The Times‘ original version of events, which was based on the word of senior White House sources—who else could be authorized to state with certainty that Bibi hadn’t bothered to inform the White House of his visit?—quickly went viral. Israel’s Prime Minister hadn’t simply accepted an invitation to address Congress on the Iranian nuclear program, an issue that he has been insisting for years is of existential importance to his country, while also boosting his own re-election prospects—all of which would have been fair pool (American Presidents, including Obama, have been known to use visits to Israel for similar purposes). Instead, the Prime Minister of Israel was planning to waltz into Congress like he owned the place while giving the Institution of the Presidency the finger, in open violation of established diplomatic protocol. Commentators across the political spectrum united in stuttering outrage at Bibi’s hubris, and his stunning disregard for American Constitutional norms. The American-Israeli relationship had hit a new low, everyone agreed—and Bibi, the self-regarding jerk, with his rude, blatantly partisan behavior, was clearly and entirely at fault.

Only, now it turns out that—according to the Times—the story wasn’t true at all. In fact, Netanyahu had informed the White House of his visit before announcing it to anyone—a minor detail which means that the paper’s original reporting and all the huffing, puffing outrage that followed was dead wrong.
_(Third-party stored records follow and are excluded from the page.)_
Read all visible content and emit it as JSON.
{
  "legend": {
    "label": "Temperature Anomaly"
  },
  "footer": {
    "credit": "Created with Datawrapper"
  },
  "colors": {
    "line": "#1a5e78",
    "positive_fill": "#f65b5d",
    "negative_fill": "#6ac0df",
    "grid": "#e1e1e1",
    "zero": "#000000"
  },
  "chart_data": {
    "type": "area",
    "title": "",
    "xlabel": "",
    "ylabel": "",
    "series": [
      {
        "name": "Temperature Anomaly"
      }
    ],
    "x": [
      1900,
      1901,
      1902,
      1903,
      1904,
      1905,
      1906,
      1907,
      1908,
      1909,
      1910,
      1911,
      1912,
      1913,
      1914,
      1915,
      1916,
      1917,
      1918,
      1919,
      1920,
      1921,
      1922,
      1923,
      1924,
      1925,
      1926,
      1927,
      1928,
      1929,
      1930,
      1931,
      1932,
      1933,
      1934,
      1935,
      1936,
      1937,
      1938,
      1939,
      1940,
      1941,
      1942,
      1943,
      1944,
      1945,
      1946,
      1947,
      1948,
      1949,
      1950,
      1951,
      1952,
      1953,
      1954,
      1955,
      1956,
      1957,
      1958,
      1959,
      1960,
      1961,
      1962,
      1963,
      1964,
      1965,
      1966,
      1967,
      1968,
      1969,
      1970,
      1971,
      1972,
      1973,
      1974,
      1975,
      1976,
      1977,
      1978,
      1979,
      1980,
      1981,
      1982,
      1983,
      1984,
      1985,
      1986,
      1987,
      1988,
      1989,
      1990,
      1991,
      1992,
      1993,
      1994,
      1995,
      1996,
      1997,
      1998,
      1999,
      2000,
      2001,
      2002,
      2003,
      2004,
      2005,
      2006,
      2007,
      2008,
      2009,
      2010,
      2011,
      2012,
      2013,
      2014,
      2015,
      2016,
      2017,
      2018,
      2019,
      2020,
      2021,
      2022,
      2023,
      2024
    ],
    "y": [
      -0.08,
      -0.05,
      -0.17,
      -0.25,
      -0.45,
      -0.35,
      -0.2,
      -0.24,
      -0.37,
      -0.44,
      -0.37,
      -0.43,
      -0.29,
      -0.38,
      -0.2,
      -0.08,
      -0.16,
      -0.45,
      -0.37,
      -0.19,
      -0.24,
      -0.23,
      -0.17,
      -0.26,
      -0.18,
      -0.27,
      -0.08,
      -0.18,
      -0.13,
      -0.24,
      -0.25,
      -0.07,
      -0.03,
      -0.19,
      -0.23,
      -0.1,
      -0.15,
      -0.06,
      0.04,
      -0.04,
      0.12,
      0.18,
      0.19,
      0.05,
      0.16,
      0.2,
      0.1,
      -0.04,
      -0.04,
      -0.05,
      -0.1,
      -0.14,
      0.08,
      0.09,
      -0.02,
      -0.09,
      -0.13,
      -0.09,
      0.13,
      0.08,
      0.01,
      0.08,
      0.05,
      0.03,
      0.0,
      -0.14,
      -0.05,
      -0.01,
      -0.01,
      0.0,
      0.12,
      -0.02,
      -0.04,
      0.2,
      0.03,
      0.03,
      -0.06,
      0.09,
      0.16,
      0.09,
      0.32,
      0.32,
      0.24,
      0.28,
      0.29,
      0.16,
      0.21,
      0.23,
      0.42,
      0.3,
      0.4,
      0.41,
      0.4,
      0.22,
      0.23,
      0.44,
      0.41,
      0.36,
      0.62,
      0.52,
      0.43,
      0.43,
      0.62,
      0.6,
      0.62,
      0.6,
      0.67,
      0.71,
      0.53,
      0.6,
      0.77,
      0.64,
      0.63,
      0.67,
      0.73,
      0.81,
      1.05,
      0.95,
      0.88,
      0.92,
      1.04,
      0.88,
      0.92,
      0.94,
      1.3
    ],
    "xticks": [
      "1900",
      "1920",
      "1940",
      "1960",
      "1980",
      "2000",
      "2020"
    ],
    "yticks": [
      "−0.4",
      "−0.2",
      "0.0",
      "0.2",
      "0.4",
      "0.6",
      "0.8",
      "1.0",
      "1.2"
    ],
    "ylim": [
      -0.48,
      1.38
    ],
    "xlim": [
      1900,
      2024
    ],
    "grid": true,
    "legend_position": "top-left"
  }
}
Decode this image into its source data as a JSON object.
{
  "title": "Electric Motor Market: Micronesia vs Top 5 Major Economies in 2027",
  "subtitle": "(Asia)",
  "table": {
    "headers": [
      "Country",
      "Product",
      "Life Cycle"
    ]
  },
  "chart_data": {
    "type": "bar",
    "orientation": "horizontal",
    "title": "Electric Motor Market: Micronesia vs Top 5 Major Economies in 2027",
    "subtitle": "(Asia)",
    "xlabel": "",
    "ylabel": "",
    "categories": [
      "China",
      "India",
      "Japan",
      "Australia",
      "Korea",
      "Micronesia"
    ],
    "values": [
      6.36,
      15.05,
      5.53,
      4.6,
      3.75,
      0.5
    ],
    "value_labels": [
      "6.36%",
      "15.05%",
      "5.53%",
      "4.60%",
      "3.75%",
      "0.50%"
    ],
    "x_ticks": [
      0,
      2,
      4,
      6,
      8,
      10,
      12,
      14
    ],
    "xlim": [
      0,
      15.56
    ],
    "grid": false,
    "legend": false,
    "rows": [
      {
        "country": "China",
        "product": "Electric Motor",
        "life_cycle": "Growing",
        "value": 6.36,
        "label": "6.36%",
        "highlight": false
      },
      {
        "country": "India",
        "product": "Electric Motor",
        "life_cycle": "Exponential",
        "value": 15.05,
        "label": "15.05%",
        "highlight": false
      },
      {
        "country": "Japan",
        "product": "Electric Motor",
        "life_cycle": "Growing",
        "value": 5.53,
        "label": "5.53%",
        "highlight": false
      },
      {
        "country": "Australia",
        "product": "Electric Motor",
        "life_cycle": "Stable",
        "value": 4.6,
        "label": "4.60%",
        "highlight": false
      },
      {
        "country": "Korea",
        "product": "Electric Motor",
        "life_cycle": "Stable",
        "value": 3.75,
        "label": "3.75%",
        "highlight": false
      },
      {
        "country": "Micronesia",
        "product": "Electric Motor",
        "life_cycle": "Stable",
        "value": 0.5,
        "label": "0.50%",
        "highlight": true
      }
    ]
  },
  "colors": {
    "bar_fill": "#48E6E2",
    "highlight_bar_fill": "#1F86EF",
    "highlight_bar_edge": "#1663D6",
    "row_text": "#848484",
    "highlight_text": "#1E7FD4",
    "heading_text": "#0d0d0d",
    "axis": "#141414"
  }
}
And if Bibi had followed standard protocol, and given the White House the diplomatically-appropriate heads-up, as the Times‘ correction clearly and unequivocably stated, that meant that the Times‘ White House sources had been woefully and entirely misinformed about a key matter of protocol—or, more likely, had invented the tale of Bibi’s outrageous behavior out of whole cloth in order to blunt his unwelcome criticisms of the Administration’s Iran policy.

The decent thing to do would’ve been to write another piece altogether, contemplate why the paper of record got suckered so badly by the White House—which gained plenty from the manufactured story—and amend any and all implications of Bibi’s perfidy and bad manners that arose from the original report.

But hey, it’s only Bibi, a man whose villainy is so inherently assumed by the Times’ writers and readers alike that correcting the record with anything more than a footnote is hardly worth the trouble. There’s no reason to spoil The Narrative, the great story of a benighted Israel governed by hard and bad men and growing increasingly intransigent and soulless and mean—as evidenced by their opposition to Obama’s attempts to reach a mutually-beneficial nuclear deal with Iran. When it comes to Israel, it’s the only story the Times knows how to tell, even when the facts get in the way. For that, we’ll always have The Correction.

Liel Leibovitz is editor-at-large for Tablet Magazine and a host of its weekly culture podcast Unorthodox and daily Talmud podcast Take One. He is the editor of Zionism: The Tablet Guide.